TESİD Yönetim Kurulu Başkanı Yaman Tunaoğlu, otomotiv sektörü ile başlayan krizin sonraki aylarda tüm sektörleri etkilediğinden bahsediyor ve ekliyor: “Dünyaya paralel olarak otomotiv, beyaz eşya, kahverengi eşya gibi sektörler de üretim miktarları artan talebi karşılayamadı. Savunma sanayinde olduğu gibi katma değeri yüksek ürün üreten firmalar, maliyet artışlarını bir miktar tolere ederek, üretim miktarlarındaki düşüşü minimumda tutabildiler. Ancak büyük çaplı seri üretim yapan ve maliyeti hassas ürünler üreten firmalar üretim rakamlarında ciddi düşüşler yaşadılar.” Pandemi sürecinde tablet, televizyon, cep telefonu gibi ürünlere olan talebin arttığından dolayı krizin tetiklendiği dile getiren Tunaoğlu, “Bu süreçte ‘Dijital Dönüşüm’ olarak adlandırılan, teknolojiyi, dolayısı ile elektroniği her dikeyin bir şekilde paydaşı yapan büyük değişimin katkısını da göz ardı etmemek gerek” diyor.

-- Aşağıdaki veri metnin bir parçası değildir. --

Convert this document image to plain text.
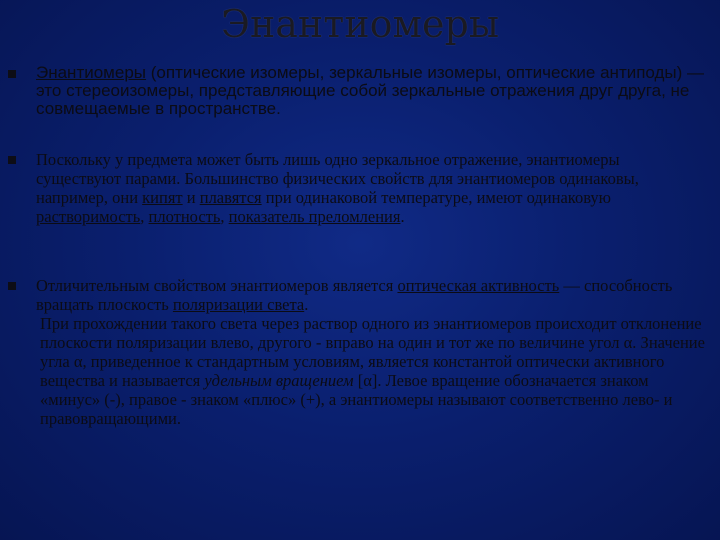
Энантиомеры
Энантиомеры (оптические изомеры, зеркальные изомеры, оптические антиподы) — это стереоизомеры, представляющие собой зеркальные отражения друг друга, не совмещаемые в пространстве.
Поскольку у предмета может быть лишь одно зеркальное отражение, энантиомеры существуют парами. Большинство физических свойств для энантиомеров одинаковы, например, они кипят и плавятся при одинаковой температуре, имеют одинаковую растворимость, плотность, показатель преломления.
Отличительным свойством энантиомеров является оптическая активность — способность вращать плоскость поляризации света.
При прохождении такого света через раствор одного из энантиомеров происходит отклонение плоскости поляризации влево, другого - вправо на один и тот же по величине угол α. Значение угла α, приведенное к стандартным условиям, является константой оптически активного вещества и называется удельным вращением [α]. Левое вращение обозначается знаком «минус» (-), правое - знаком «плюс» (+), а энантиомеры называют соответственно лево- и правовращающими.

Türkiye için yeni bir dönüm noktası
Güçlü firmaların ağırlıklarını kullanarak kotalarda mümkün olduğunca önceliği aldığını dile getiren Tunaoğlu, “Konunun önemini gören büyük ülkeler Uzak Doğu bağımlılığını azaltmak için kısa süre içinde çip fabrikası yatırımlarına başladılar.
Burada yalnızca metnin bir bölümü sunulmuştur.